Jerry Bruckheimer’s ’12 Strong’ Is A Stunningly Lame Attempt To Revive Bush-Era Boot Polishing

01.17.18 8 months ago 30 Comments

Warner Bros

The idea behind 12 Strong seems to be that telling the story of some special forces badasses who helped the Northern Alliance roust the Taliban from Mazar-I-Sharif at the beginning of the Afghanistan War will be rousing enough to make us forget… well, pretty much everything that came before and afterward, from letting the Taliban move in in the first place to a disastrous Iraq war to ISIS to Donald Trump. Does that mean these men don’t deserve their place in history? Perhaps not, but this movie celebrates such a narrow positive without acknowledging the whole that it ends up being emblematic of exactly the kind of myopic, shortsighted, simplistic ooh-rah football game thinking that led the US to f*ck up Afghanistan so spectacularly in the first place. It’s hard to trust it to tell the parts of the story we don’t know when it’s so bad at contextualizing the parts we do.

The heroes may be deserving, but the story does them a severe disservice by feeling like a celebration of the lone victory of the Donald Rumsfeld era, with no acknowledgement of the debacle that era turned out to be or why. That the 12 men of the title succeeded with the odds stacked against them wasn’t heroic in a vacuum; it was heroic in part because Rumsfeld, through his sheer incompetence, stacked those odds against them. Even the book on which this movie was based — Horse Soldiers, which is a much better title — had to add an epilogue that “the Taliban once again control large portions of Afghanistan.” And that was in 2009.

You can’t just tell one part of a story while pretending the rest doesn’t exist. It’d be like making a fawning biopic of Benedict Arnold, the heroic patriot, and then putting the part where he turns traitor in fine print. (Oops, I may have just given Dinesh “The Democrats Were Pro-Slavery, Actually” D’Souza an idea for his new book).

From the already overly simplistic sounding book comes this movie, executive produced by Jerry Bruckheimer, a former Jeb Bush supporter who seems to want nothing more than to party like it’s 2002. Historical analysis aside, even if you’d parachuted into the theater from the early aughts and knew nothing of politics or the future, 12 Strong still wouldn’t be very good. In fact, the closest thing it has to a redeeming quality is that you can hate it irrespective of politics; it’s objectively bad.

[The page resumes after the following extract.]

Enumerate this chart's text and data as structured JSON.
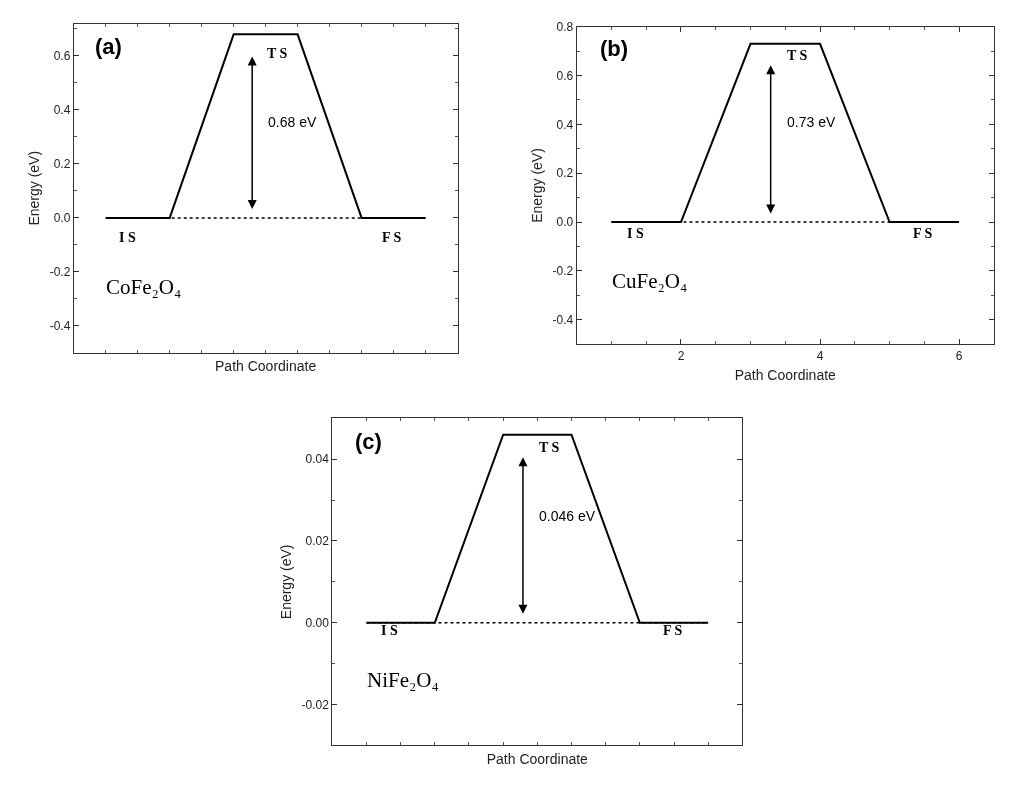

Directed by Nicolai Fuglsig, 12 Strong stars Chris Hemsworth as Captain Mitch Nelson, who, we’re told, went from wet-behind-the-ears new guy to war hero in Northern Afghanistan in the early days of 2002. The hunky Hemsworth certainly has the chiseled jaw and cerulean eyes of the ’50s cheesecake dreamboat he’s meant to be here, but there’s one problem: his American accent. It’s… very bad. He seems to be producing the sound from his Adam’s apple (possibly as an overcorrection from Australian, which generally comes from just above the top teeth), and his words come out sounding like some tortured antipodean yinzer, with long Os pinched off at the ends. Awlroight goys it’s toyme ta kick ayass overr hee-er. It gets worse whenever he has to bark orders, which is about 95% of his dialogue in 12 Strong.

The film opens with a montage of Al-Qaeda terrorist attacks, from the 1993 World Trade Center bombings to the embassy bombings in Kenya and Tanzania to the U.S.S. Cole. That there was a pattern of attacks going back almost 10 years before 9/11, and then when it happened, our most elite special forces unit still showed up in country with not a single person speaking the local language and caught off guard by the fact that they’d have to ride horses (which is to say, having no idea how our closest allies in the area actually fought, against our acknowledged greatest threat) is a damning indictment of pretty much the entire national security apparatus, if not the culture as a whole. But if you’re expecting 12 Strong to acknowledge that, you’re Brucking up the wrong tree. The montage is there to communicate “those stinkin’ Taliban had it coming” and absolutely nothing else.

9/11 happens, and we get a montage of Spielberg Face shots of the principals staring at the twin towers on TV, followed by five minutes of nauseating home front clichés. Hemsworth’s Mitch Nelson has a Latina wife (later referred to by one of Mitch’s crew as “your little jalapeño”), Michael Peña’s Sam Diller wants to have sex with his special lady one last time but gets denied (“I want you to have something to come home to,” she says nonsensically). Michael Shannon’s Hal Spencer gets the silent treatment from his wife and kids for leaving them again, and in a moment of reflection, one of the team members ruminates, “Isn’t crazy that all we want is to get in the fight, but to do it we have to break our families’ hearts?”